Tarımsal ürünler sektöründe yıllarını geçiren Yılmaz Keleş, yoğun iş temposundan uzaklaşmak ve doğayla iç içe bir yaşam sürmek için Düzce’deki evinin yanındaki arazide çilek yetiştirmeye karar verdi. Firmasından ayrılarak tarıma adım atan Keleş, çilek yetiştirmeye karar verdi ve uzun araştırmalar sonucunda Düzce’de yetiştirilebilecek çilek türlerini belirledi.
Çeşitli Türler, Tek Amacı: Doğayla Buluşturmak
Keleş, büyük bir cins ve iki orta boy çilek türü yetiştirmeye karar verdi. Ayrıca, vatandaşların çilekleri toplamasına olanak sağlayan bir sistemi hayata geçirdi. Böylece ziyaretçiler tarlaya girerek kendi çileklerini toplayabiliyorlar.
“Toprakla Haşır Neşir Olmalarını İstiyorum”
Çilek yetiştiriciliğine ilişkin olarak Keleş şunları söyledi: “Uzun yıllar büyük tarım firmalarında çalıştım. Daha sonra Düzce’de tarıma yatırım yapmaya karar verdim. Araştırmalarım sonucunda çilek yetiştirmeye karar verdim ve 4 yıldır bu alanda AR-GE çalışmaları yürütüyorum. Amacım, ziyaretçilerin buraya gelerek toprakla ve doğayla buluşmalarını sağlamaktı. Buraya gelenler kendi çileklerini topluyorlar ve bu proje büyük ilgi görüyor. Her şeyi benim yapıyor olmam da ayrı bir keyif veriyor.”
“Bana Deli Dediğinizde Ben Yaparım”
Çilek almak isteyen ziyaretçilerin kendi hasatlarını yapma fikrine çevresindekilerin şüpheyle yaklaştığını belirten Keleş, “İnsanlar buraya gelip çilek toplarken çok dikkatli davranıyorlar. Çilek fidelerine zarar gelmemesi için özen gösteriyorlar. Bu da beni çok mutlu ediyor” şeklinde konuştu.

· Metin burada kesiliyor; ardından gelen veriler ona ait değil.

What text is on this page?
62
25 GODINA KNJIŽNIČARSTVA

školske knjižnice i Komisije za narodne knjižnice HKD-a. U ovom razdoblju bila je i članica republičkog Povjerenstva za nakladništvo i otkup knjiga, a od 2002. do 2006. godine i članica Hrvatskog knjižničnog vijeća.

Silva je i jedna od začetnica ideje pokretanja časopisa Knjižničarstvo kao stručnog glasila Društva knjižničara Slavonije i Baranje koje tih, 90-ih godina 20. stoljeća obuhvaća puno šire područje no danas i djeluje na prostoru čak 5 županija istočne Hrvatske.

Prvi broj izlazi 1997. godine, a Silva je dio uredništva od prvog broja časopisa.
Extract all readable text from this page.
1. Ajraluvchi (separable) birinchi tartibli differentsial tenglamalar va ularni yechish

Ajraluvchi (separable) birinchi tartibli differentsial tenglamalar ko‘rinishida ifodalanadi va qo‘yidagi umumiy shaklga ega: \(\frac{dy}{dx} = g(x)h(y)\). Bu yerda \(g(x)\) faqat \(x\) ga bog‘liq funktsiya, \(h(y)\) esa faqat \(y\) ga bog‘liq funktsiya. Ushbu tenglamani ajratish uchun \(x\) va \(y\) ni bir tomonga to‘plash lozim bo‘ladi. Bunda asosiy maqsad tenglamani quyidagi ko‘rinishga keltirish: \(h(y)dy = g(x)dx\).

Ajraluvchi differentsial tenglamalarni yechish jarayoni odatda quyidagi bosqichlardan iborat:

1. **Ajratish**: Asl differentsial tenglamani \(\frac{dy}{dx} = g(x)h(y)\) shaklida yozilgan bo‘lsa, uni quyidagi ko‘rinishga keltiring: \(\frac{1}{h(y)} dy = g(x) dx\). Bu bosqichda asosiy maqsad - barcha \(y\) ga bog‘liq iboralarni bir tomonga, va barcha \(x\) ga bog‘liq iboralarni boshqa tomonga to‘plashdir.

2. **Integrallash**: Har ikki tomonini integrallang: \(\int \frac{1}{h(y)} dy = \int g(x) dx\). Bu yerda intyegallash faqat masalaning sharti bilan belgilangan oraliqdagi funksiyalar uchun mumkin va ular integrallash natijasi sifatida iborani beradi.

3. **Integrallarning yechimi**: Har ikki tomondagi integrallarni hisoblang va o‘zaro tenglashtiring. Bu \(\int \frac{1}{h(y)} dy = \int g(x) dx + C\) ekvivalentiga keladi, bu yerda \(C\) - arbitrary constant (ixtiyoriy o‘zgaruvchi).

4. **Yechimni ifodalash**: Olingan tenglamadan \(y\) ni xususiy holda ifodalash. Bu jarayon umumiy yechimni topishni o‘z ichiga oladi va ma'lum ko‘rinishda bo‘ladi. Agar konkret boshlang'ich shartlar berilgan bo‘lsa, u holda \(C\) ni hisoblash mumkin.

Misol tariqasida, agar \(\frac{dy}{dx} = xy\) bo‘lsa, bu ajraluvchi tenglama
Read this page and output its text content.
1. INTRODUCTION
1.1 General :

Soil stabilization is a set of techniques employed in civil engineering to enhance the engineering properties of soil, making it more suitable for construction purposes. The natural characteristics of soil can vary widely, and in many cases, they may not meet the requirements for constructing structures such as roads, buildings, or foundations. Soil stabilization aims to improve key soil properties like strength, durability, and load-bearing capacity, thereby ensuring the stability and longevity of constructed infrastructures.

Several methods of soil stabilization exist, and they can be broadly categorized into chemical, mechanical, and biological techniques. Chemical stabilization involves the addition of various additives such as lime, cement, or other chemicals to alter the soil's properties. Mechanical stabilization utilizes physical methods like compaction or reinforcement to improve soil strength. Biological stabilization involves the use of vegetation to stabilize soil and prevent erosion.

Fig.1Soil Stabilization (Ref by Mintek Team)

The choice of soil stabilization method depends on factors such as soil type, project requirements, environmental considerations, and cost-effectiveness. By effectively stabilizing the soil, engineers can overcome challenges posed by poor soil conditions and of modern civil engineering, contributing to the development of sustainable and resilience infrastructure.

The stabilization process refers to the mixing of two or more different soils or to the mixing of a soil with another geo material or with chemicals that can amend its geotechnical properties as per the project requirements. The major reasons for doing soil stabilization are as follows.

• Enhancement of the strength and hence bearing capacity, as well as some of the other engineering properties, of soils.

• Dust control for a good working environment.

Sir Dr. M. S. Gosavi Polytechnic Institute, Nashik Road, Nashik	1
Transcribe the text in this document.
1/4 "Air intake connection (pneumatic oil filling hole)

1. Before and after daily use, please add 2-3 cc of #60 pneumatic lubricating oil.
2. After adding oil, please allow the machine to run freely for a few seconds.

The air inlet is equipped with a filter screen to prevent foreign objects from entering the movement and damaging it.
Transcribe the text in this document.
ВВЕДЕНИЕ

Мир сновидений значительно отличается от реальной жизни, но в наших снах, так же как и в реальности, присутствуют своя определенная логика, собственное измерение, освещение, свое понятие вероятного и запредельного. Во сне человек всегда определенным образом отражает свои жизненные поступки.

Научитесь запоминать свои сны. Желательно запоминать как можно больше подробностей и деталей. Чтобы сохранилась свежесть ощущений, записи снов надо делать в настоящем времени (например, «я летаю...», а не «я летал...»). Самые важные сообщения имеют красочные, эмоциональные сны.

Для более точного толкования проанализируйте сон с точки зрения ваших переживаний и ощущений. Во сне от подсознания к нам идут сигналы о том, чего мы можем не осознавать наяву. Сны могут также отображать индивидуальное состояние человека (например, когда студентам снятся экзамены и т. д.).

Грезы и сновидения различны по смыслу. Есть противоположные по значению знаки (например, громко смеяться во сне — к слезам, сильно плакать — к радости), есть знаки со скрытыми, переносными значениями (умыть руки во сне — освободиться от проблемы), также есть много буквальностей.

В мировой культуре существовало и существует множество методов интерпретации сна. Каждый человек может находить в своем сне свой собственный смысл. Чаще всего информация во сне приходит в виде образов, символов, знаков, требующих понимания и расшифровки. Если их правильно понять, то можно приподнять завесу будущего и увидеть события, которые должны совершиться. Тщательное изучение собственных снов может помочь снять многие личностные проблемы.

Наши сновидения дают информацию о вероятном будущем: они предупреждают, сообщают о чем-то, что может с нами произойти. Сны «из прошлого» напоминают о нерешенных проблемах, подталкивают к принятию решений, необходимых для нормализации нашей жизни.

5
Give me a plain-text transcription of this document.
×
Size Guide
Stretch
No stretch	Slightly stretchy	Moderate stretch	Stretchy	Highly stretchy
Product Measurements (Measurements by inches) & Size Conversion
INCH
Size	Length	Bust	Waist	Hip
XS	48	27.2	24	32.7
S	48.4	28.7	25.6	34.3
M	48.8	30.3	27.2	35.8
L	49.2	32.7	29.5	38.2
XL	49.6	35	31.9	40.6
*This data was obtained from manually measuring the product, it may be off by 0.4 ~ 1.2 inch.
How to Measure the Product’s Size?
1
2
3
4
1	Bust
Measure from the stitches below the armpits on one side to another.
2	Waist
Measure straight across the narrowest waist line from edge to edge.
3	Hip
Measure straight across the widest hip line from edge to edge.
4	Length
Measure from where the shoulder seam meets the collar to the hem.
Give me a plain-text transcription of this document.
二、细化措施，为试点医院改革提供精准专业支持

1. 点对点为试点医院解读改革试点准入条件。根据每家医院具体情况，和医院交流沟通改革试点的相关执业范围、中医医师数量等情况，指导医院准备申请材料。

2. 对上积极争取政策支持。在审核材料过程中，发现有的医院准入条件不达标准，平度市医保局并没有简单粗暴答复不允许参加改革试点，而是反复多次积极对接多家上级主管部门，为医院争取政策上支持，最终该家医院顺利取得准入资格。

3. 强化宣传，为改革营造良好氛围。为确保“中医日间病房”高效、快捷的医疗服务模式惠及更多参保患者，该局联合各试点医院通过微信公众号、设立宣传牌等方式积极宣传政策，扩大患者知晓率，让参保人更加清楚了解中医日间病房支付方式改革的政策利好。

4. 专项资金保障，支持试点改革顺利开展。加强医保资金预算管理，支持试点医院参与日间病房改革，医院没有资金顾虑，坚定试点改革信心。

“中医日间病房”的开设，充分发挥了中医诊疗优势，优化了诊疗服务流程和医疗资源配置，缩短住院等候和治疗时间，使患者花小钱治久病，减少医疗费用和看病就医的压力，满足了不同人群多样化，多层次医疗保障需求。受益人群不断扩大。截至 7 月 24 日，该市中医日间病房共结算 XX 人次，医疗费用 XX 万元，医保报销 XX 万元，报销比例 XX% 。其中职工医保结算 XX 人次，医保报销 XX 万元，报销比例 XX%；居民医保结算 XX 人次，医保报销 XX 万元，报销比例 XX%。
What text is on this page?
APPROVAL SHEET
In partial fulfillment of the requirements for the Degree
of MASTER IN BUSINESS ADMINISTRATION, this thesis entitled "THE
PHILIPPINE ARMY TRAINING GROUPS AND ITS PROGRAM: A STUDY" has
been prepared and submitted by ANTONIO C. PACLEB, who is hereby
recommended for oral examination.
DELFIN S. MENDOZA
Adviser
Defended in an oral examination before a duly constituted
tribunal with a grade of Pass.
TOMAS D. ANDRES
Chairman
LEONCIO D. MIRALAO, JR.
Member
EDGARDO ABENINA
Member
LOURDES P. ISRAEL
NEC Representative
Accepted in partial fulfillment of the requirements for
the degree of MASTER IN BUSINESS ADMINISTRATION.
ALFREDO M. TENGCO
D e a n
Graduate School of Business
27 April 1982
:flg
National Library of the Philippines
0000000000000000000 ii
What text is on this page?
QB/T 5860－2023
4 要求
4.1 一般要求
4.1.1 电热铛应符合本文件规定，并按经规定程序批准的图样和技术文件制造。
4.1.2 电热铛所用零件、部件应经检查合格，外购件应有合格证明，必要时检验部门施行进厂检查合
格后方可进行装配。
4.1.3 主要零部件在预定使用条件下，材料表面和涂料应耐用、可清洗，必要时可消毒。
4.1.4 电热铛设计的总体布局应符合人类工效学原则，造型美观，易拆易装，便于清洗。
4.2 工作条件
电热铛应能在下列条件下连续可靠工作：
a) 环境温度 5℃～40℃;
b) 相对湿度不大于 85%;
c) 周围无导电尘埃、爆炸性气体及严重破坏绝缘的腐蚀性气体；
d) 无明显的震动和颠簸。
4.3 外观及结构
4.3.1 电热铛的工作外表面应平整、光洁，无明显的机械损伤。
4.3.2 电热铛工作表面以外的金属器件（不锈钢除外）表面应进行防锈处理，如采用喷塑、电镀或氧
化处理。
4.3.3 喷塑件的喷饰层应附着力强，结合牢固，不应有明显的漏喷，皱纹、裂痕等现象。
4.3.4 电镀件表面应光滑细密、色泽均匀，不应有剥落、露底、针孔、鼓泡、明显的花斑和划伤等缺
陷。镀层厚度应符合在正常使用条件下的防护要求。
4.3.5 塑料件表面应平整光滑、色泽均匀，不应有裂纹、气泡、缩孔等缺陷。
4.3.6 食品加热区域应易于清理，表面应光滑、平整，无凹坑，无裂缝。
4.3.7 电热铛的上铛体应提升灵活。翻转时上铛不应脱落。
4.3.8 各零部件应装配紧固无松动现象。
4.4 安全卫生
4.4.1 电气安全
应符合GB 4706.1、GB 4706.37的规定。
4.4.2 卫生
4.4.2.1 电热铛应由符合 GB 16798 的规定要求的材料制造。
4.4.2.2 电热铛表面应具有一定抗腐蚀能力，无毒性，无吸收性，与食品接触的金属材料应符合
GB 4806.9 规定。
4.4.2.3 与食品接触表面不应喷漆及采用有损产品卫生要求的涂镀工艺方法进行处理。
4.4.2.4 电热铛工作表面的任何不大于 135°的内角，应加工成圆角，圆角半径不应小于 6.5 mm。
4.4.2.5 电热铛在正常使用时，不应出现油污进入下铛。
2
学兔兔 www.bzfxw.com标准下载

“Düzce Çileği Olarak Tanındı”
Yılmaz Keleş, Türkiye’ye ilk defa getirdiği çilek türünü başarıyla yetiştirdikten sonra Düzce çileği olarak tanınmaya başladığını ifade etti. Keleş, “Ülkemize yeni gelen çilek türünü başarıyla yetiştirdim ve bu çilek Türkiye genelinde büyük ilgi gördü. Bu çileği ekmek isteyen üreticilere örnek olmaktan gurur duyuyorum” dedi.